The Campbell Foundation said it awarded Abdel-Mohsen the funding to better understand gut leakiness, COVID-19, and HIV.

“So far, there is no data indicating that people living with HIV/AIDS are more susceptible to COVID-19 infection. However, the pre-existing state of ‘gut leakiness’ and chronic inflammation in this population raises the question of whether they may be more prone to Long COVID,” Abdel-Mohsen said.

Long COVID refers to the ongoing symptoms experienced by those who have had COVID-19. The symptoms include shortness of breath, fatigue, cough, headache, joint pain, sleep problems, dizziness, mood changes, and a variety of others.

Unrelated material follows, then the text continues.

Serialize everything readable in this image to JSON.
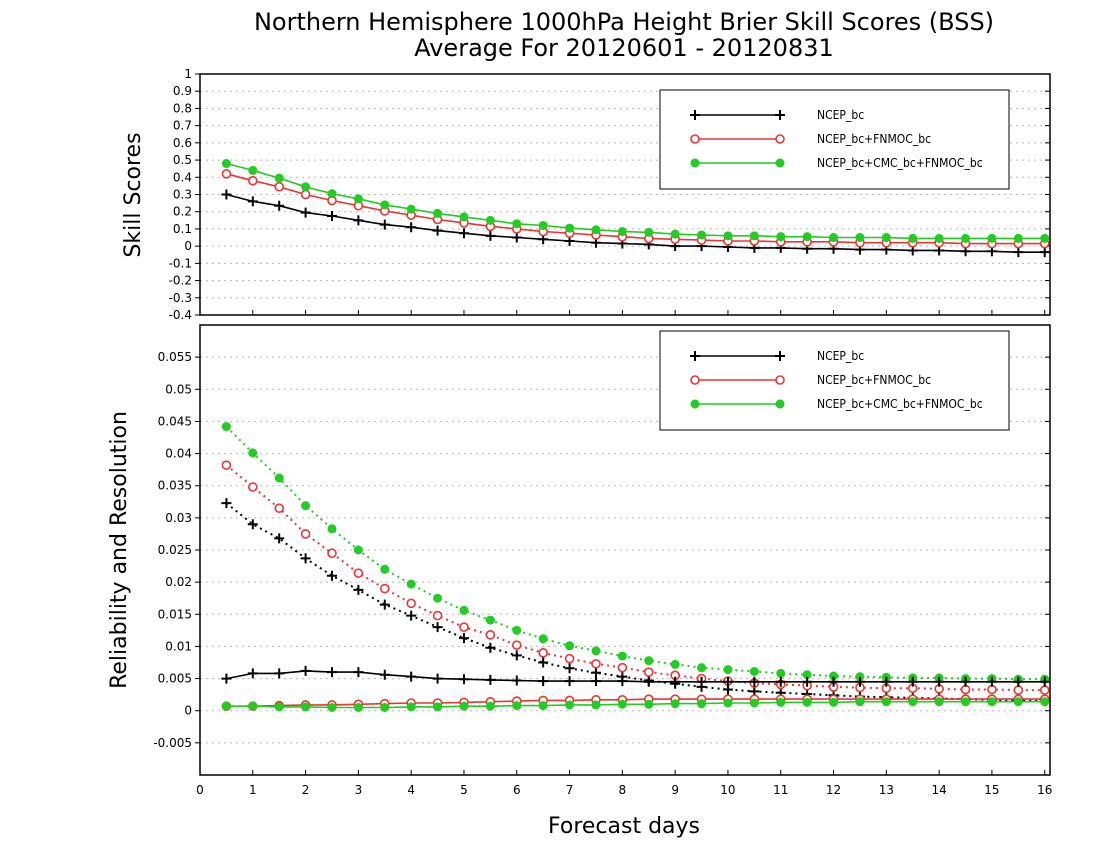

“Many members of our Peer Review Board were intrigued by Dr. Abdel-Mohsen’s hypothesis calling it ‘novel’ and ‘unique’,” The Campbell Foundation’s executive director Ken Rapkin said. “Our foundation’s mission has always been to provide seed funding to alternative, non-traditional avenues of research that have direct clinical impact/relevancy to the HIV care/research community. This study dovetails precisely with our stated mission.”

Researchers at the World Health Organization found that the risk of developing severe or deadly COVID-19 was 30 percent higher in people living with HIV than those who do not. The report noted that some underlying conditions, like diabetes or high blood pressure, are common in people living with HIV. For those over 65, those conditions increased the severity of COVID-19.